Adding that oral contraceptive pills are effective in reducing the risk of developing ovarian cancer, Dr Sainath told indianexpress.com: “The use of oral contraceptives during the past three decades has led to a dramatic decline in the incidence of cancers of the ovary and endometrium. However, there is marginal risk in the increase of breast cancer which goes away after discontinuation after two to three years”.
In a similar vein, the National Cancer Institute stated, “A reduction in ovarian cancer risk with the use of oral contraceptives is also seen among women who carry a harmful mutation in the BRCA1 or BRCA2 gene”.
However, chemopreventive medications are prescribed by doctors after examining a patient’s medical history and risk factors.
Who can take chemopreventive medications?
While it is recommended that everyone make lifestyle and dietary changes and get vaccinated against Hepatitis B, and HPV infection, it is not the same for chemopreventive drugs. They should and must only be taken only after a doctor prescribes them.
“The benefits of chemoprevention may be in preventing the development of malignancies. However, these medications come with certain associated risks – like Tamoxifen can be associated with blood clot formation. Also, patients taking aspirin may be at risk of bleeding, especially at the age of 70 or more. Also, dosage and duration of Aspirin are important but is still debatable,” cautioned Dr Pritam Kataria, Consultant, Department of Medical Oncology at Sir HN Reliance Foundation Hospital and Research Centre, Mumbai.
Chemoprevention for breast cancer (in high-risk individuals)
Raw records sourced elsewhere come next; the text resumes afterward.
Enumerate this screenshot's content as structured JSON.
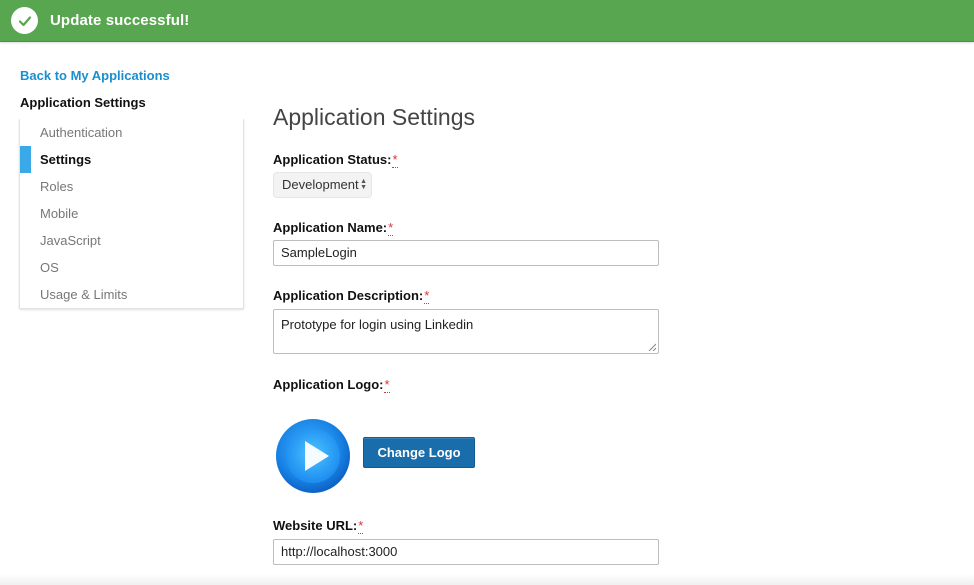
{
  "banner": {
    "message": "Update successful!",
    "icon": "check-icon",
    "color": "#58a650"
  },
  "sidebar": {
    "back_link": "Back to My Applications",
    "title": "Application Settings",
    "active_color": "#3ba9e8",
    "items": [
      {
        "label": "Authentication"
      },
      {
        "label": "Settings",
        "active": true
      },
      {
        "label": "Roles"
      },
      {
        "label": "Mobile"
      },
      {
        "label": "JavaScript"
      },
      {
        "label": "OS"
      },
      {
        "label": "Usage & Limits"
      }
    ]
  },
  "main": {
    "title": "Application Settings",
    "required_marker": "*",
    "status": {
      "label": "Application Status:",
      "value": "Development"
    },
    "name": {
      "label": "Application Name:",
      "value": "SampleLogin"
    },
    "description": {
      "label": "Application Description:",
      "value": "Prototype for login using Linkedin"
    },
    "logo": {
      "label": "Application Logo:",
      "icon": "play-logo-icon",
      "button": "Change Logo"
    },
    "website": {
      "label": "Website URL:",
      "value": "http://localhost:3000"
    }
  }
}
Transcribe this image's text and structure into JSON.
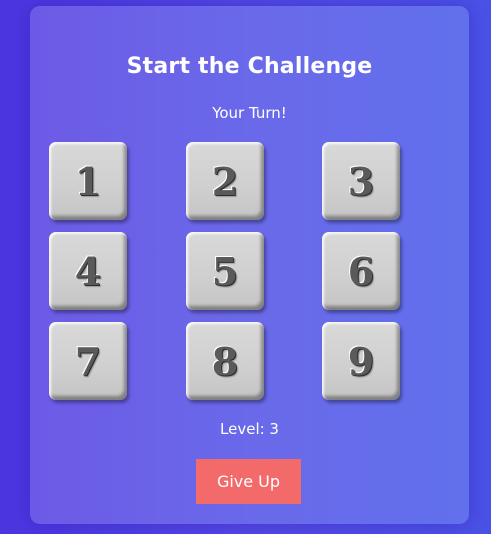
{
  "game": {
    "title": "Start the Challenge",
    "status": "Your Turn!",
    "level_text": "Level: 3",
    "give_up_label": "Give Up"
  },
  "tiles": [
    "1",
    "2",
    "3",
    "4",
    "5",
    "6",
    "7",
    "8",
    "9"
  ],
  "colors": {
    "background": "#4d3ee2",
    "card": "#6866e8",
    "tile": "#d0d0d0",
    "tile_digit": "#5a5a5a",
    "give_up_button": "#f26a6a",
    "text": "#ffffff"
  }
}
“Chemoprevention is more prevalent in breast cancer as compared to any other cancer,” said Dr Patil, adding that “Tamoxifen and Raloxifene drugs have shown to lower the risk of breast cancer. They are most effective in lowering the risk of estrogen receptor-positive breast cancer. Tamoxifen blocks the effects of estrogen on tumour growth. It lowers the risk of breast cancer recurrence as well. Raloxifene has been seen to exhibit similar action to tamoxifen in women who have gone through menopause”.
Dr Shah agreed and said, “Medications like Tamoxifen and Raloxifene have been approved by the U.S. Food and Drug Administration for reduction of breast cancer in women. The International Breast Cancer Intervention Study (IBIS-I), NSABP P1 trial and the Italian Randomized Tamoxifen Prevention Trial demonstrated a reduction in Breast Cancer incidence with Tamoxifen use by approximately 49 percent in high-risk women. However, a small increase in risk of endometrial cancer, stroke, pulmonary emboli and deep vein thrombosis was noted”.